Piège mortel en Alaska

Je sais, ce titre en forme de film à suspense peut apparaitre grandiloquent et inutilement dramatique à l’avant-veille de la rencontre entre Vladimir Poutine et Donald Trump, mais il reflète une inquiétude et une réalité largement partagées dans les pays concernés et particulièrement les démocraties occidentales. Ce n’est pas un hasard si les principaux dirigeants européens ainsi que Volodymyr Zelensky ont prévu de s’entretenir aujourd’hui avec le président des États-Unis pour tenter de le convaincre de défendre les intérêts de l’Ukraine face à la Russie. Le simple fait de discuter en tête-à-tête de l’avenir d’un pays souverain en son absence est déjà une anomalie.
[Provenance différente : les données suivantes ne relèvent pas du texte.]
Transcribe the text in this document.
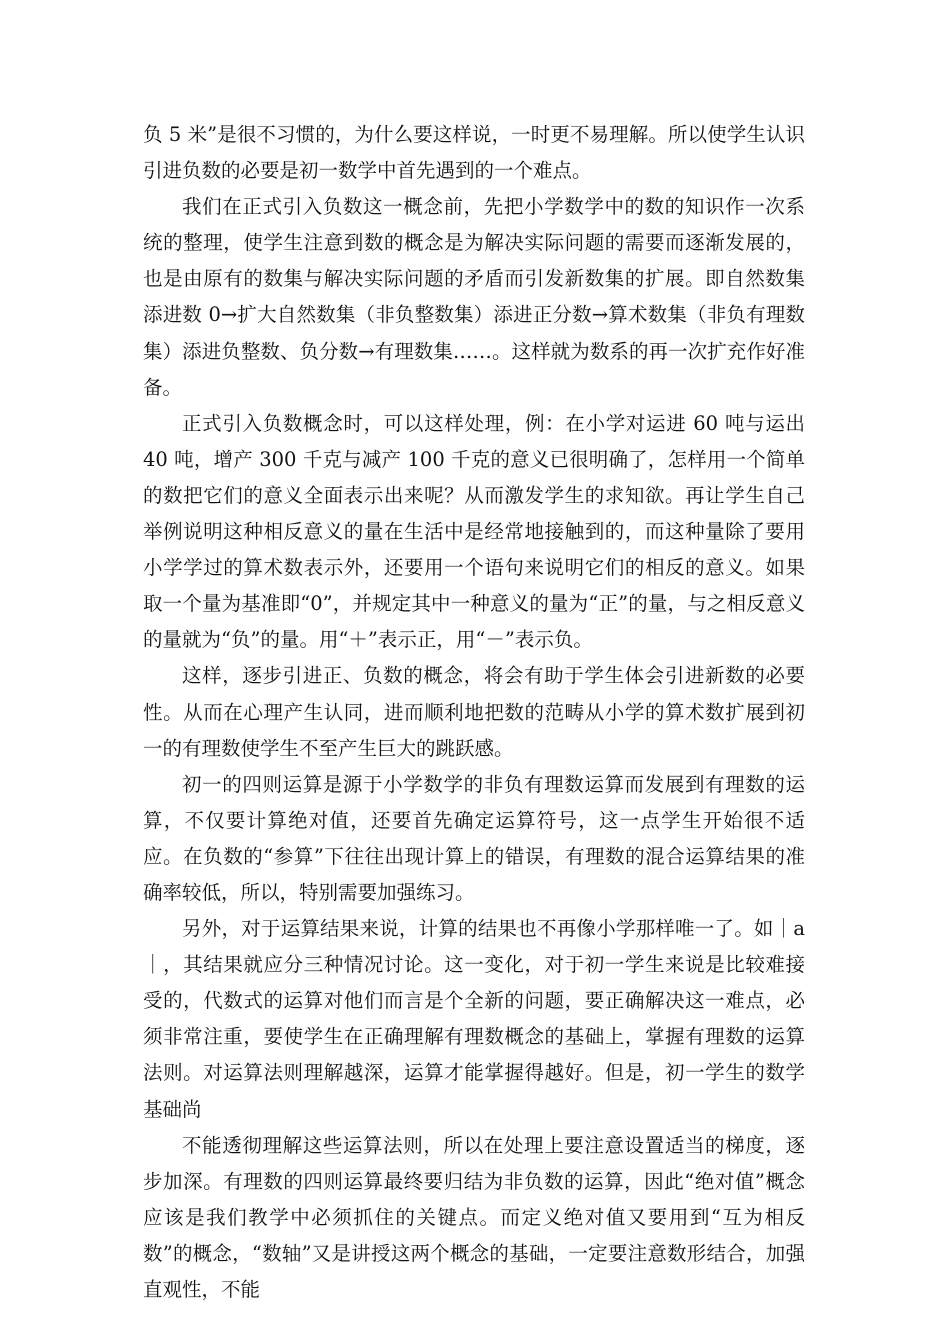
负 5 米”是很不习惯的，为什么要这样说，一时更不易理解。所以使学生认识引进负数的必要是初一数学中首先遇到的一个难点。

我们在正式引入负数这一概念前，先把小学数学中的数的知识作一次系统的整理，使学生注意到数的概念是为解决实际问题的需要而逐渐发展的，也是由原有的数集与解决实际问题的矛盾而引发新数集的扩展。即自然数集添进数 0→扩大自然数集（非负整数集）添进正分数→算术数集（非负有理数集）添进负整数、负分数→有理数集……。这样就为数系的再一次扩充作好准备。

正式引入负数概念时，可以这样处理，例：在小学对运进 60 吨与运出 40 吨，增产 300 千克与减产 100 千克的意义已很明确了，怎样用一个简单的数把它们的意义全面表示出来呢？从而激发学生的求知欲。再让学生自己举例说明这种相反意义的量在生活中是经常地接触到的，而这种量除了要用小学学过的算术数表示外，还要用一个语句来说明它们的相反的意义。如果取一个量为基准即“0”，并规定其中一种意义的量为“正”的量，与之相反意义的量就为“负”的量。用“＋”表示正，用“－”表示负。

这样，逐步引进正、负数的概念，将会有助于学生体会引进新数的必要性。从而在心理产生认同，进而顺利地把数的范畴从小学的算术数扩展到初一的有理数使学生不至产生巨大的跳跃感。

初一的四则运算是源于小学数学的非负有理数运算而发展到有理数的运算，不仅要计算绝对值，还要首先确定运算符号，这一点学生开始很不适应。在负数的“参算”下往往出现计算上的错误，有理数的混合运算结果的准确率较低，所以，特别需要加强练习。

另外，对于运算结果来说，计算的结果也不再像小学那样唯一了。如｜a｜，其结果就应分三种情况讨论。这一变化，对于初一学生来说是比较难接受的，代数式的运算对他们而言是个全新的问题，要正确解决这一难点，必须非常注重，要使学生在正确理解有理数概念的基础上，掌握有理数的运算法则。对运算法则理解越深，运算才能掌握得越好。但是，初一学生的数学基础尚

不能透彻理解这些运算法则，所以在处理上要注意设置适当的梯度，逐步加深。有理数的四则运算最终要归结为非负数的运算，因此“绝对值”概念应该是我们教学中必须抓住的关键点。而定义绝对值又要用到“互为相反数”的概念，“数轴”又是讲授这两个概念的基础，一定要注意数形结合，加强直观性，不能
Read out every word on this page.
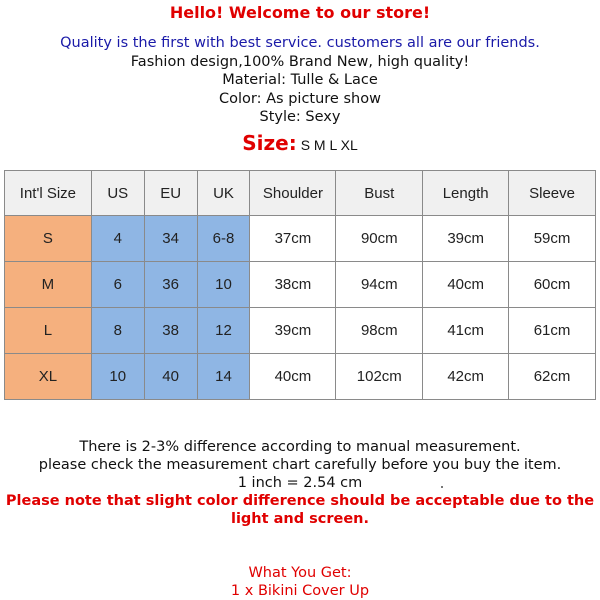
Hello! Welcome to our store!
Quality is the first with best service. customers all are our friends.
Fashion design,100% Brand New, high quality!
Material: Tulle & Lace
Color: As picture show
Style: Sexy
Size: S M L XL
Int'l Size	US	EU	UK	Shoulder	Bust	Length	Sleeve
S	4	34	6-8	37cm	90cm	39cm	59cm
M	6	36	10	38cm	94cm	40cm	60cm
L	8	38	12	39cm	98cm	41cm	61cm
XL	10	40	14	40cm	102cm	42cm	62cm
There is 2-3% difference according to manual measurement.
please check the measurement chart carefully before you buy the item.
1 inch = 2.54 cm
Please note that slight color difference should be acceptable due to the light and screen.
What You Get:
1 x Bikini Cover Up
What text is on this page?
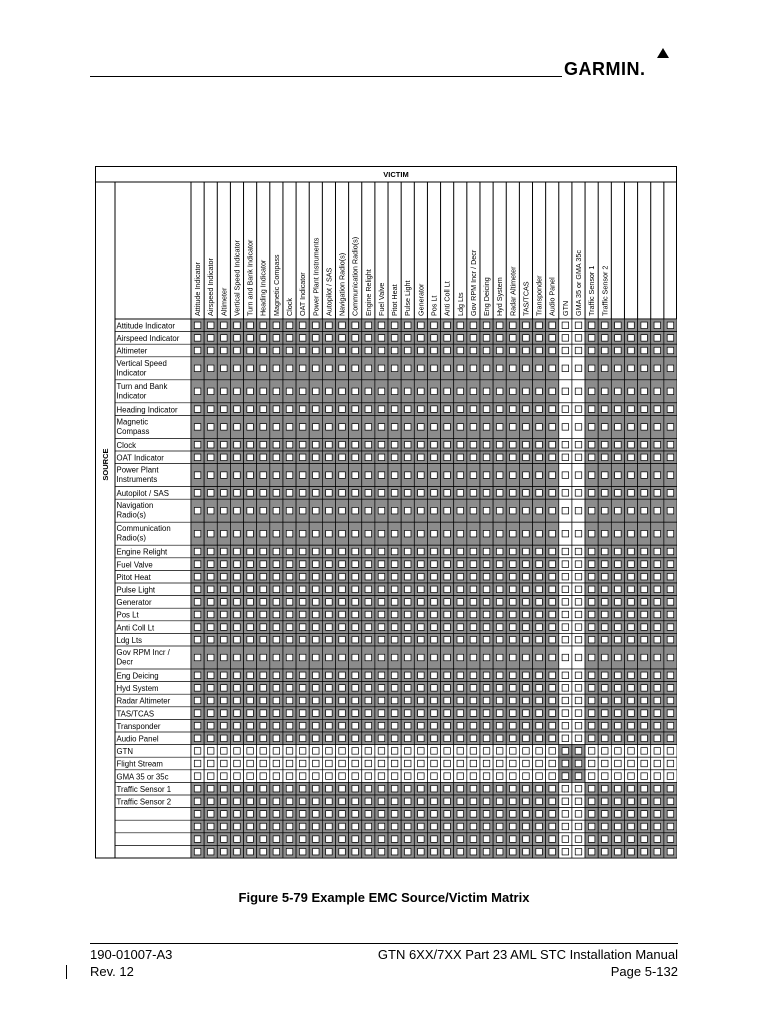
GARMIN.
VICTIM
SOURCE
Attitude Indicator Airspeed Indicator Altimeter Vertical Speed Indicator Turn and Bank Indicator Heading Indicator Magnetic Compass Clock OAT Indicator Power Plant Instruments Autopilot / SAS Navigation Radio(s) Communication Radio(s) Engine Relight Fuel Valve Pitot Heat Pulse Light Generator Pos Lt Anti Coll Lt Ldg Lts Gov RPM Incr / Decr Eng Deicing Hyd System Radar Altimeter TAS/TCAS Transponder Audio Panel GTN GMA 35 or GMA 35c Traffic Sensor 1 Traffic Sensor 2
Attitude Indicator
Airspeed Indicator
Altimeter
Vertical Speed
Indicator
Turn and Bank
Indicator
Heading Indicator
Magnetic
Compass
Clock
OAT Indicator
Power Plant
Instruments
Autopilot / SAS
Navigation
Radio(s)
Communication
Radio(s)
Engine Relight
Fuel Valve
Pitot Heat
Pulse Light
Generator
Pos Lt
Anti Coll Lt
Ldg Lts
Gov RPM Incr /
Decr
Eng Deicing
Hyd System
Radar Altimeter
TAS/TCAS
Transponder
Audio Panel
GTN
Flight Stream
GMA 35 or 35c
Traffic Sensor 1
Traffic Sensor 2
Figure 5-79 Example EMC Source/Victim Matrix
190-01007-A3
Rev. 12
GTN 6XX/7XX Part 23 AML STC Installation Manual
Page 5-132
De plus, Donald Trump a déjà manifesté sa mauvaise humeur contre Zelensky à l’idée qu’il pourrait ne pas obéir servilement à ses injonctions. On sent qu’il attend du président ukrainien qu’il exécute l’accord qu’il pense obtenir de Poutine en cédant à toutes ses demandes. Zelinsky court donc, seul, le risque d’un échec dont il porterait la responsabilité, ou l’infamie d’une collaboration avec l’ennemi que lui interdit la constitution. Sciemment ou non, Donald Trump suggère que Zelensky n’a pas eu besoin d’autorisation populaire pour rentrer en guerre, sous-entendant ainsi que ce serait lui l’agresseur. Il épouse la rhétorique de Vladimir Poutine, qui considère que l’Ukraine est en grande partie russe et que les provinces du Donbass et de l’Est ukrainien doivent revenir dans le giron russe après ces « opérations spéciales » qu’il se refuse toujours à désigner comme une guerre, contre toute évidence.

Ce que Vladimir Poutine cherche à obtenir de Donald Trump semble assez clair. Une reconnaissance internationale de son statut de superpuissance, pouvant négocier d’égal à égal avec les États-Unis ou la Chine. Pour cela, il a probablement besoin après toutes ces années de guerre coûteuse en hommes et en matériel qui ont mis son pays en difficulté économique et fait plonger le rouble, d’une pause, et si possible la levée des sanctions qui ont fini par entamer la bonne santé de la Russie malgré la rente pétrolière. Les conquêtes territoriales, dans ce contexte économique, peuvent attendre, bien que l’autocrate russe demandera évidemment le maximum. De son côté, Donald Trump n’a besoin que d’un succès de prestige. N’importe quel accord, fût-il au détriment total de l’Ukraine, peut lui convenir, pour son dossier « prix Nobel de la paix ». Pour obtenir son soutien actif, les Européens devront probablement mettre la main au porte-monnaie en promettant des achats de matériel militaire américain pour prendre la relève de l’oncle Sam, occupé ailleurs. Même dans ce cas, il est à craindre que l’ancien espion du KGB roule assez facilement dans la farine l’ex-promoteur immobilier, plus rompu aux marchés économiques et financiers qu’à la haute voltige diplomatique.